3.1 Excès  et  inversion  des  normes

3.1.2 La  guerre  des  sexes

Comme le souligne Patricia Mercader, John Irving « aborde de nombreux thèmes portant directement sur la question du genre et des relations entre hommes et femmes, sur le plan social aussi bien que sur le plan privé. »148 Par ailleurs, nous y avons fait allusion à plusieurs reprises, les romans s’inscrivent dans une certaine remise en cause du patriarcat et de ses règles. Les rapports sociaux de sexe149, tels que présentés par The Cider House Rules, A Prayer for Owen Meany et A Widow for One Year participent de la même synergie contestataire dans la mesure où nous assistons très souvent à un renversement des valeurs génériques du couple. En outre, l’originalité de John Irving réside majoritairement dans ses descriptions de personnages sexuellement ambigus qui contribuent fortement à la dimension transgressive de ses romans. Enfin, dans son choix de proposer à notre lecture des cas d’union libre — deux couples phares de notre corpus sont concernés, Homer et Candy ainsi que Owen et Hester — l’auteur s’inscrit en marge des normes sociétales américaines traditionnelles, d’autant plus que la relation de couple est dans la grande majorité des cas problématique. En effet, le plus souvent, la relation de couple est entachée de nombreux problèmes tous en lien avec la figure masculine : la mort prématurée du grand-père Wheelwright, l’alcoolisme de Senior Worthington ou encore l’inconstance de Ted. Dans les deux premiers cas, la femme prend le pouvoir aussi bien sur le plan social que privé. Même chez les couples apparemment les plus traditionnels, John Irving parvient à faire passer un message à consonnance féministe et inscrit par conséquent ses romans dans la droite lignée du mouvement contestataire des années 1960.

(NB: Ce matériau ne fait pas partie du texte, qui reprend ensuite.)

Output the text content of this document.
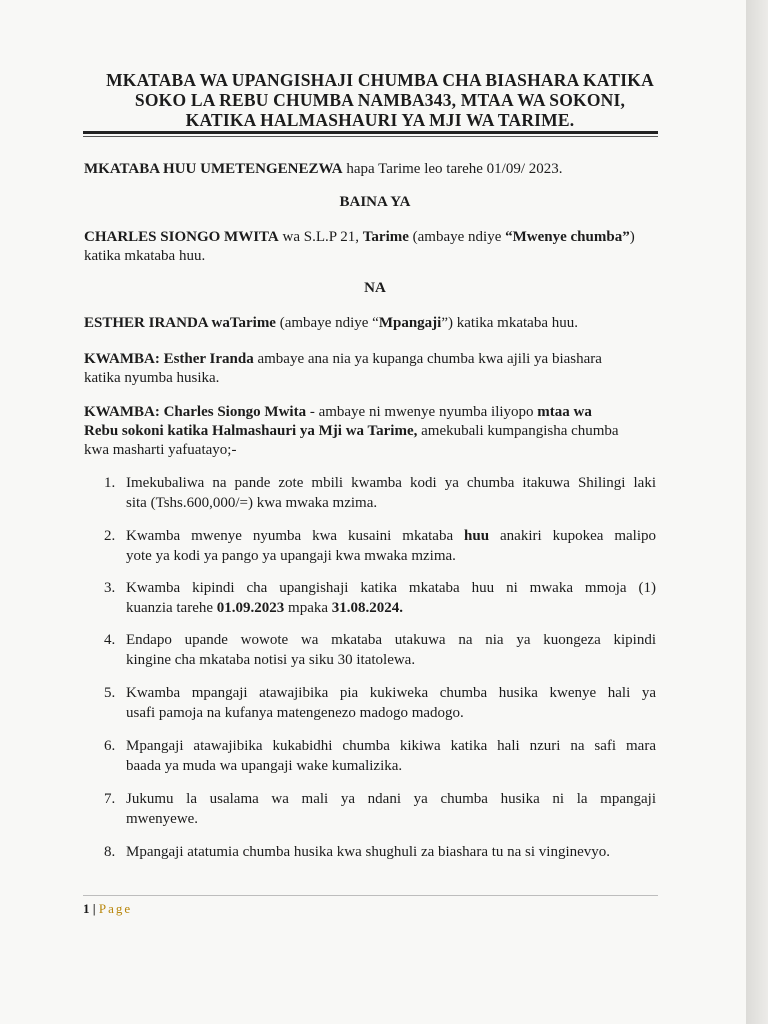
MKATABA WA UPANGISHAJI CHUMBA CHA BIASHARA KATIKA
SOKO LA REBU CHUMBA NAMBA343, MTAA WA SOKONI,
KATIKA HALMASHAURI YA MJI WA TARIME.
MKATABA HUU UMETENGENEZWA hapa Tarime leo tarehe 01/09/ 2023.
BAINA YA
CHARLES SIONGO MWITA wa S.L.P 21, Tarime (ambaye ndiye “Mwenye chumba”)
katika mkataba huu.
NA
ESTHER IRANDA waTarime (ambaye ndiye “Mpangaji”) katika mkataba huu.
KWAMBA: Esther Iranda ambaye ana nia ya kupanga chumba kwa ajili ya biashara
katika nyumba husika.
KWAMBA: Charles Siongo Mwita - ambaye ni mwenye nyumba iliyopo mtaa wa
Rebu sokoni katika Halmashauri ya Mji wa Tarime, amekubali kumpangisha chumba
kwa masharti yafuatayo;-
1. Imekubaliwa na pande zote mbili kwamba kodi ya chumba itakuwa Shilingi laki
sita (Tshs.600,000/=) kwa mwaka mzima.
2. Kwamba mwenye nyumba kwa kusaini mkataba huu anakiri kupokea malipo
yote ya kodi ya pango ya upangaji kwa mwaka mzima.
3. Kwamba kipindi cha upangishaji katika mkataba huu ni mwaka mmoja (1)
kuanzia tarehe 01.09.2023 mpaka 31.08.2024.
4. Endapo upande wowote wa mkataba utakuwa na nia ya kuongeza kipindi
kingine cha mkataba notisi ya siku 30 itatolewa.
5. Kwamba mpangaji atawajibika pia kukiweka chumba husika kwenye hali ya
usafi pamoja na kufanya matengenezo madogo madogo.
6. Mpangaji atawajibika kukabidhi chumba kikiwa katika hali nzuri na safi mara
baada ya muda wa upangaji wake kumalizika.
7. Jukumu la usalama wa mali ya ndani ya chumba husika ni la mpangaji
mwenyewe.
8. Mpangaji atatumia chumba husika kwa shughuli za biashara tu na si vinginevyo.
1 | Page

148 Patricia Mercader, « Bisexualité et différence des sexes dans l’œuvre de John Irving »,

Cliniques méditérranéennes, 63 (2001), p. 282.

149 Dans son ouvrage Gender Trouble (New York: Routledge, 1990), Judith Butler analyse le caractère performatif du genre et envisage, en conclusion, la parodie ainsi que le travestissement, comme une manière de déstabiliser et de mettre en lumière les présupposés à propos de l'identité de genre. L’effort de John Irving pour débarasser ses romans des stéréotypes traditionnels combiné à son utilisation régulière de la parodie nous amènent à penser que la théorie de Butler est plus pertinente que celle de Thomas Laqueur, qui dans Making Sex:Body and Gender from the Greeks to Freud (Cambridge: Harvard UP, 1990) souligne certes le caractère changeant de la définition du genre mais dont le présupposé théorique du « one sex model », dans le cadre duquel la femme est un « sous-homme », ne nous paraît pas correspondre aux configurations proposées par les trois romans.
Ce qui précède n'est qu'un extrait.